Nicholas Coppola, 47, of Oceanside, was removed from his public ministries in January. He had assisted at Mass, taught a fifth-grade religion class and visited the sick.
"To remove me from expressing my love for the community in deeds really stops me from living my faith," Coppola said in an interview after Sunday's Mass, which he continues to attend.
Parishioner Frances Mulqueen said she doesn't know Coppola well, but "felt terrible" about his firing.
"It's wrong," said Mulqueen, 57, of Oceanside. "It's our parish. Why can't we rule on it? And I'm sure the majority of people would reinstate this man."
Coppola said he was greeted by nearly a dozen parishioners at the morning service, two of whom cried about his removal. He was called to the office of the parish priest, the Rev. Nicholas Lombardi, after a Mass on Jan. 21, Martin Luther King Jr. Day, Coppola said.
The priest told him the diocese had forwarded an anonymous letter stating that Coppola was gay and married, and demanding his removal from the ministries, Coppola said.
Lombardi did not return phone calls Sunday.
The Diocese of Rockville Centre has said Lombardi acted appropriately by removing from public ministry a person who was openly violating church teachings.

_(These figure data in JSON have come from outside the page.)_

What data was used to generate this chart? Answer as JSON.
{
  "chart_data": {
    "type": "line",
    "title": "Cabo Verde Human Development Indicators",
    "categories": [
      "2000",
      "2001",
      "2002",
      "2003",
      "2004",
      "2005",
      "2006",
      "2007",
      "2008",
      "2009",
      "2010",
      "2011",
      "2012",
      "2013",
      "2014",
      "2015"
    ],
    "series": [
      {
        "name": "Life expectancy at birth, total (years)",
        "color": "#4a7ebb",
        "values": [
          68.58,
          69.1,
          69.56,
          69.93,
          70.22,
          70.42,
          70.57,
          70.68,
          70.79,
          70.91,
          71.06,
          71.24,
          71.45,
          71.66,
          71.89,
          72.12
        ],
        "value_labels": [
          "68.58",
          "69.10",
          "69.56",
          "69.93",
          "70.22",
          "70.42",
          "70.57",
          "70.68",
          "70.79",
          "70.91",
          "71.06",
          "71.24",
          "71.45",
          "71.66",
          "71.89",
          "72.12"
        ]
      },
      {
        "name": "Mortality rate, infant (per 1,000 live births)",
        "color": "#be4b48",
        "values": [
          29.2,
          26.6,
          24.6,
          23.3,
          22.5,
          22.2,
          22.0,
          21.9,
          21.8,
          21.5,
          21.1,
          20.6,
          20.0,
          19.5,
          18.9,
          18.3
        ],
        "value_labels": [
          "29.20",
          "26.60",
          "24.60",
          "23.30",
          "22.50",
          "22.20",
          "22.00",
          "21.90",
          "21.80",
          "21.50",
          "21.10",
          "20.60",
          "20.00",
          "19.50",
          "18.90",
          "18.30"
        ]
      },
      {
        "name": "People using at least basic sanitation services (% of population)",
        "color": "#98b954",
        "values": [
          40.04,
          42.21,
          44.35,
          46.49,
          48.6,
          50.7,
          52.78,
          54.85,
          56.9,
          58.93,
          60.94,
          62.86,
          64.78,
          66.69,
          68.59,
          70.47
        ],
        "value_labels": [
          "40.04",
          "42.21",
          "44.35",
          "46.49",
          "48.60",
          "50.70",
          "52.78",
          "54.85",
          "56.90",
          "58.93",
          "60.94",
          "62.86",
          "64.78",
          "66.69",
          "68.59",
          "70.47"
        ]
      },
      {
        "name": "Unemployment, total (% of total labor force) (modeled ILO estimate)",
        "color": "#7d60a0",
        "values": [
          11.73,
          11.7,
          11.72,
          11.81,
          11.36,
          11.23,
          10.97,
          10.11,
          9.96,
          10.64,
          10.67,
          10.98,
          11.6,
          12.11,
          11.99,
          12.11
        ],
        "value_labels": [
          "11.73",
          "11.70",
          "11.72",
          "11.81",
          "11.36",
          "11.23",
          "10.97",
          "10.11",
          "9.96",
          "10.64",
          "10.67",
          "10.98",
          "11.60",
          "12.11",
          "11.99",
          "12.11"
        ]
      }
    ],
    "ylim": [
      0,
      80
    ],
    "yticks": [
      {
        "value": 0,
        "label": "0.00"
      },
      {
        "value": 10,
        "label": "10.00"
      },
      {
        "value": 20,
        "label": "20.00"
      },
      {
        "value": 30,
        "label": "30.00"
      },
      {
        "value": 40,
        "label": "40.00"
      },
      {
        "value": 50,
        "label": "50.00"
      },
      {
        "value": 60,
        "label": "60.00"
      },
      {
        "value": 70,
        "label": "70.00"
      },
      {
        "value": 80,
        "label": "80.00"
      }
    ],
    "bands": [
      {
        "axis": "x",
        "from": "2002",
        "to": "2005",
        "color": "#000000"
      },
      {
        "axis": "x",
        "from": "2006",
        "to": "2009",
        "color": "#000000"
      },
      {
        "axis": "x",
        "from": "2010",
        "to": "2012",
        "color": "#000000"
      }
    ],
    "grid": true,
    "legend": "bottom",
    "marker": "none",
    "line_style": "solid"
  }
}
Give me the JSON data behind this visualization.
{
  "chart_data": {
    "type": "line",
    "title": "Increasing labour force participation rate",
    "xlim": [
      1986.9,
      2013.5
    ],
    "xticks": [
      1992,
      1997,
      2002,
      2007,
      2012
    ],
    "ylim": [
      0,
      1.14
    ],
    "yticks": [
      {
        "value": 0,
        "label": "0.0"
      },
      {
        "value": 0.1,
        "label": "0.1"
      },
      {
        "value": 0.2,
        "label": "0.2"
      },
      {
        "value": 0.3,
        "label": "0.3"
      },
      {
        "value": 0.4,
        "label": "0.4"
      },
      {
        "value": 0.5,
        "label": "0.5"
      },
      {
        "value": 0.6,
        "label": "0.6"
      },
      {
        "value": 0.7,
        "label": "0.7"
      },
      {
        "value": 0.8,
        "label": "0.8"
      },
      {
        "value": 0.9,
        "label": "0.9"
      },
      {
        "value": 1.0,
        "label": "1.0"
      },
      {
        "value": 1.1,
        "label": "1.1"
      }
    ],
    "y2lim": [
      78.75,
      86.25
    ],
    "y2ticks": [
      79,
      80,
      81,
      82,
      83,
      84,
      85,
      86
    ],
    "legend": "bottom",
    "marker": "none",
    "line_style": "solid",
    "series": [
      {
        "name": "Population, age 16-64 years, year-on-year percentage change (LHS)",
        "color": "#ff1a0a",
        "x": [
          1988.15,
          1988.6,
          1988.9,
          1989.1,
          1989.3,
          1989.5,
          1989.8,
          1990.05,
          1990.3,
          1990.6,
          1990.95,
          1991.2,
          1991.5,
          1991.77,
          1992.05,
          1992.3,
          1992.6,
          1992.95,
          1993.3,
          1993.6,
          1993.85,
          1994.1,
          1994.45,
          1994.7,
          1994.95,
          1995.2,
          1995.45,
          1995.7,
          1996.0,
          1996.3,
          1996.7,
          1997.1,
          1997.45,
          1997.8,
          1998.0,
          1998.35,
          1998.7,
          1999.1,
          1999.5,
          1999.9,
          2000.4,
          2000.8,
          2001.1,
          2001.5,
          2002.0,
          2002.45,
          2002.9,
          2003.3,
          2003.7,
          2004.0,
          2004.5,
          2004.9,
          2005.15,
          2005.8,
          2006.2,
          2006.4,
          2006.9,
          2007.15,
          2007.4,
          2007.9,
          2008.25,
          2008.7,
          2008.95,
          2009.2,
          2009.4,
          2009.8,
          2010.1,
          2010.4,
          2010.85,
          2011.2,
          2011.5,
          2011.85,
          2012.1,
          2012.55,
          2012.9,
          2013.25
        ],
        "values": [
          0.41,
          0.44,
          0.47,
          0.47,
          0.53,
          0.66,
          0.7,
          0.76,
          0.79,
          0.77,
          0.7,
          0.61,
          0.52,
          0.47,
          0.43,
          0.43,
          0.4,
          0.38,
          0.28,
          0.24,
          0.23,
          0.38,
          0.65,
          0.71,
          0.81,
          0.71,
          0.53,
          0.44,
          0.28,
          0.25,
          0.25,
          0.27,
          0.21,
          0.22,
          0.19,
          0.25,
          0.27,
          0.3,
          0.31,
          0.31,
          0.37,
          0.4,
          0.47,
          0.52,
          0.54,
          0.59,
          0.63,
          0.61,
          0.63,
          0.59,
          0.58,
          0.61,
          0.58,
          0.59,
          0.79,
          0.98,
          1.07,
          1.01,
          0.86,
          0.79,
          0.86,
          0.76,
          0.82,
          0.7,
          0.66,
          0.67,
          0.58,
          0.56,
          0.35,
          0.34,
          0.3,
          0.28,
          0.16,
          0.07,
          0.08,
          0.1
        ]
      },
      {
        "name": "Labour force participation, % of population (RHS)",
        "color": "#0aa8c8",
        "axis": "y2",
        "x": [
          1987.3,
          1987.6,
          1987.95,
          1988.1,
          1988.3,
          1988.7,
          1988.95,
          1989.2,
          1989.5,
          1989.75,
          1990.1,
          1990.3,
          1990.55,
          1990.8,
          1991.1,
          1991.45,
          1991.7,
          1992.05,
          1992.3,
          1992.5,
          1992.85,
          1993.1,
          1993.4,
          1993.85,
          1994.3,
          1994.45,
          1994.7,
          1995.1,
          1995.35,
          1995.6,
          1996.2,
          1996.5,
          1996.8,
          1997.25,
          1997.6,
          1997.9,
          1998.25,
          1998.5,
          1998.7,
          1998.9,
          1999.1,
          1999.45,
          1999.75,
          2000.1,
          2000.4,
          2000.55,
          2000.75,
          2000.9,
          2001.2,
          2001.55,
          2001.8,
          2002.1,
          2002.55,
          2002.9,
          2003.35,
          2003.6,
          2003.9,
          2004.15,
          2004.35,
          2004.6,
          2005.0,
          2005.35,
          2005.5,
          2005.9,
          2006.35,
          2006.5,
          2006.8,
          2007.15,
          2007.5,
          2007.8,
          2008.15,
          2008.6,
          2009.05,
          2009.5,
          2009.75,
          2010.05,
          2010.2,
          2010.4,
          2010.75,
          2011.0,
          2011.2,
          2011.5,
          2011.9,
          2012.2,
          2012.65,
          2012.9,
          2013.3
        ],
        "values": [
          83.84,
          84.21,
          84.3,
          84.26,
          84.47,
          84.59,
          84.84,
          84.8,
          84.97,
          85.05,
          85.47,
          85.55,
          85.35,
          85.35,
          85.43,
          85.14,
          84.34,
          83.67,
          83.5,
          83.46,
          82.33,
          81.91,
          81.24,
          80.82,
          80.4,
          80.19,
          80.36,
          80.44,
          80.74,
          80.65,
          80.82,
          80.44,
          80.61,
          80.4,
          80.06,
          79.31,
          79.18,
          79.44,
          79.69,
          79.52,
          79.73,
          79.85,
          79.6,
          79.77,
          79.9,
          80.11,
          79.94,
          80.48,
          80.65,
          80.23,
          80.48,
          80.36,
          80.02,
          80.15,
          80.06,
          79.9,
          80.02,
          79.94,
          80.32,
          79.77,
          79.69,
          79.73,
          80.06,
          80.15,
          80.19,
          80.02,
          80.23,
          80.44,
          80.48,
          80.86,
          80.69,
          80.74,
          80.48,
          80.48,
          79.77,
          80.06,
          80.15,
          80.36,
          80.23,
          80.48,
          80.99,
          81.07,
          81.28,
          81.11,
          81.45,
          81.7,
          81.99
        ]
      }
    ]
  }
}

Coppola's husband, David Crespo, 47, of Oceanside, said the issue has taken a toll.
"It's been difficult, but we will continue to come to the church and support each other," he said. "We will be OK because in the end, we still have the church and God."
Coppola said the removal won't get him down.
"The bishop has the authority to remove me from public ministry, but he can't remove me from our community," he said. "We're leaving here with smiles on our faces."